We had the diagram. We had the words, both the secondary chant that everybody would be reciting and the parts that I would say alone - as the soloist, as it were. (Huh - would Liz's comments about the speech and music be always in my mind when preparing a spell now?) There were also somatic-mode speech elements to the spell - precise gestures that had to be timed in with the words, and also physical ingredients, nothing too fancy - stone and earth, stream water and air. The air had to be 'captured' - set apart from what was around us, so I'd closed up a small plastic container, figuring that whatever air happened to be inside it when the seal was made would do well enough.

We could hear the vampires - a baker's dozen of them according to my ward sense, before they slowed at all.
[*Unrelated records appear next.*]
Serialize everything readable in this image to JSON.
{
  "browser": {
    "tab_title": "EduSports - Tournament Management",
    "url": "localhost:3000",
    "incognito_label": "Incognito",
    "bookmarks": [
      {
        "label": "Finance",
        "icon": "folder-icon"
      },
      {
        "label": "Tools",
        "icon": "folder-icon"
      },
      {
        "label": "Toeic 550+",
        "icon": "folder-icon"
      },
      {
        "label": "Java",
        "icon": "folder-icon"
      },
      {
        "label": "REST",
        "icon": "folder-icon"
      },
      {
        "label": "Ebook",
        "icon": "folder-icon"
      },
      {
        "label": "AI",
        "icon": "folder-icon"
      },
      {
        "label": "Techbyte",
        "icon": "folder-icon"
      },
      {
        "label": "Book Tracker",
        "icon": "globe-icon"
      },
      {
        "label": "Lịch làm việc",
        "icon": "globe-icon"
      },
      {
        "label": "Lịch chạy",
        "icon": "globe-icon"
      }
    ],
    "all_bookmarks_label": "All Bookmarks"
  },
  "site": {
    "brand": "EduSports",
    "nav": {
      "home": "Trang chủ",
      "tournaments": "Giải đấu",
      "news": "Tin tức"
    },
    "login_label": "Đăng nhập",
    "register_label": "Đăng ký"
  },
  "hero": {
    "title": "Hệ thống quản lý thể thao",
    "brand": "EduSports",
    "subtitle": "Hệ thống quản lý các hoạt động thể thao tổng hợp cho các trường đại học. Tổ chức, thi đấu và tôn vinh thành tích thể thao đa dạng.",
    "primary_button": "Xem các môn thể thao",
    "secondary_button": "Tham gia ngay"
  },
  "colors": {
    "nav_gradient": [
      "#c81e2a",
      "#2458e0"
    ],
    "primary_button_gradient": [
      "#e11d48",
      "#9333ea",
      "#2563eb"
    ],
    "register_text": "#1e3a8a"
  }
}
I stayed silent, hoping that they wouldn't hope to spread out before moving in closer. They did start to range more widely, but I was pretty sure that eleven of them at least would be within the range of the spell by the time one, and then another, stepped into the clearing. "You know what we're here for, little wizard," he said, using English, which didn't surprise me. He was probably fluent in the speech, in a way, but I don't think any vampire liked using it.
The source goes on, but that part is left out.